Small actions still matter
One of the risks in talking about the environment in a resource-intensive field is that people begin to feel that if the problem is large, then their actions must be too small to count.
We do not believe that.
Small actions are not meaningless simply because they are small. They matter because they shape habits, culture, and attention. They help teams move from passive awareness to practical ownership.
That may mean reducing avoidable waste in a storeroom.
It may mean reviewing processes that lead to expiry or duplication.
It may mean building a simple environmental pledge around a few unit-level habits.
It may mean choosing one visible action each year that reminds staff and communities that care can extend beyond treatment.
These actions will not erase the footprint of dialysis. But they can represent something important: a commitment to stewardship where stewardship is possible.
From awareness to action
For us, World Environment Day should not end with a message. It should lead to a practice.
That is part of the thinking behind our Principle to Practice Toolkit Series — taking ideas that are easy to talk about in theory and helping translate them into something realistic, useful, and relevant in dialysis settings.
For this first toolkit, the question is simple: what can we actually control?
We believe that is where progress begins.
Not in perfection.
Not in unrealistic promises.
Not in trying to deny the complexity of dialysis care.
But in practical responsibility.
A commitment we can stand behind
At Renal SA, we are exploring a simple environmental pledge built around three habits:
Reduce avoidable waste
Use resources mindfully
Build systems that support responsible care
These are not dramatic commitments. They are deliberate ones.
They reflect the belief that responsible dialysis care includes not only what happens during treatment, but also how we run our units, how we manage what sits around the treatment process, and how we use better systems — including more streamlined, less paper-dependent ways of working — to support longer-term impact.
We may not be able to make dialysis environmentally light. But we can choose to be thoughtful. We can choose to improve what we can. And we can choose to build cultures of care that recognise responsibility not as a burden, but as part of professionalism.
A wider invitation
We know many providers and teams are already thinking about this too.
Some are reviewing stock practices.
Some are improving local workflows.
Some are exploring water or energy efficiencies.

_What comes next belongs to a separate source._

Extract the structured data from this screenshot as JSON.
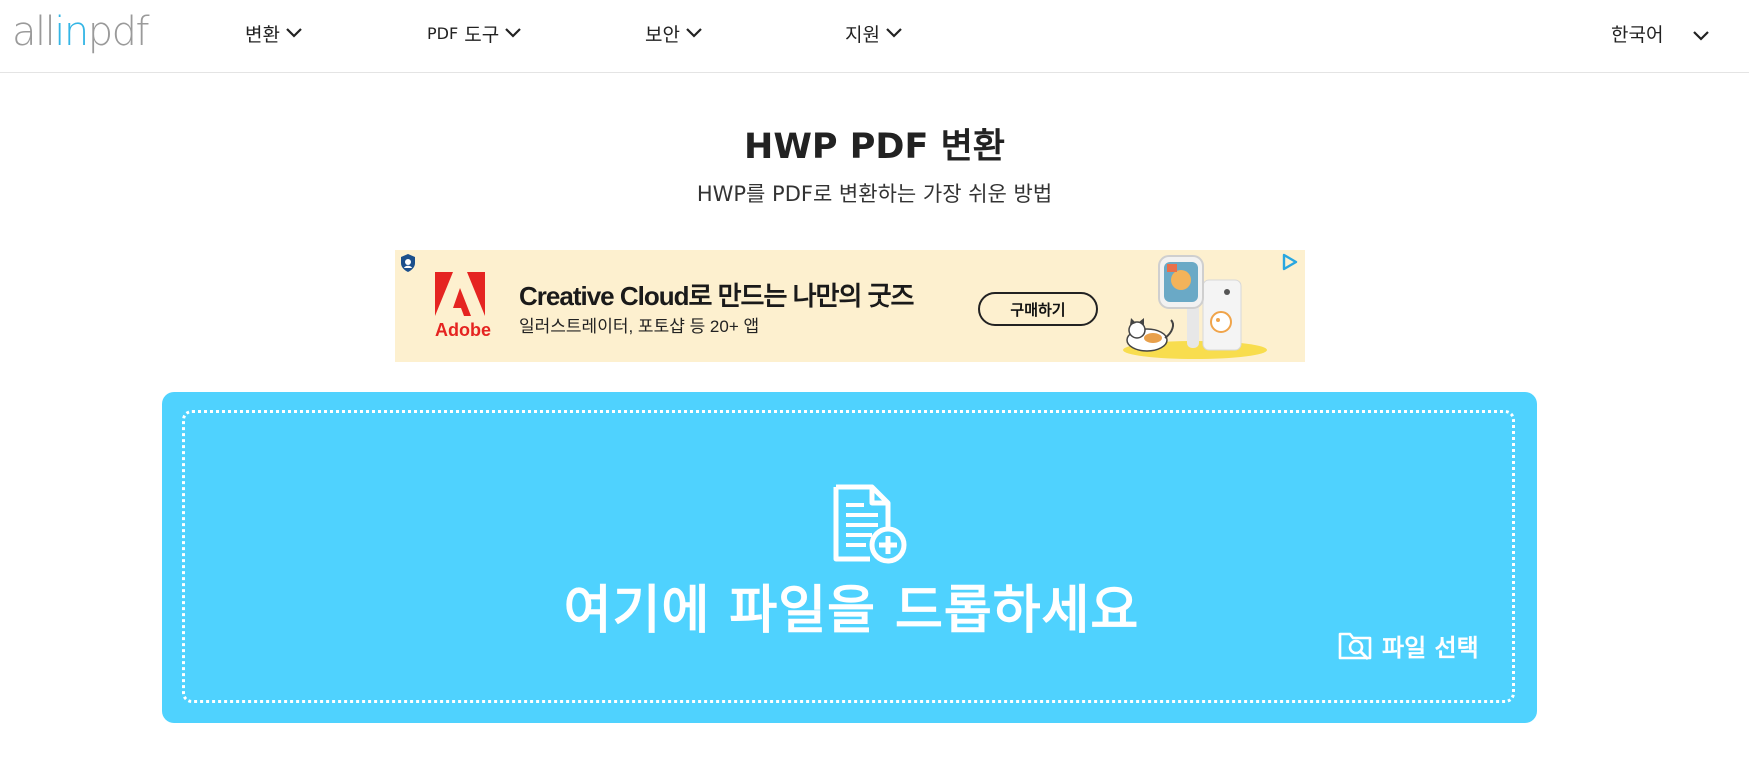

Some are asking how sustainability can become more practical and less abstract in healthcare settings.
That is encouraging.
Because perhaps that is the real opportunity here: not to compete over who sounds most environmentally aware, but to share ideas about what is actually possible in real units, with real constraints, delivering essential care.
That is a conversation worth having.
Looking beyond the treatment itself
Good dialysis care will always centre on patients first.
But caring for patients well does not prevent us from asking how to work more responsibly. In fact, it should encourage it. The more carefully we think about our systems, our waste, our habits, and our choices, the better placed we are to build units that are not only clinically sound, but operationally thoughtful too.
World Environment Day is a useful reminder that responsibility often begins close to home.
In dialysis, we may not control everything. But we do control how we face the challenge, how intentionally we run our units, and how willing we are to turn awareness into action.
And that is a meaningful place to start.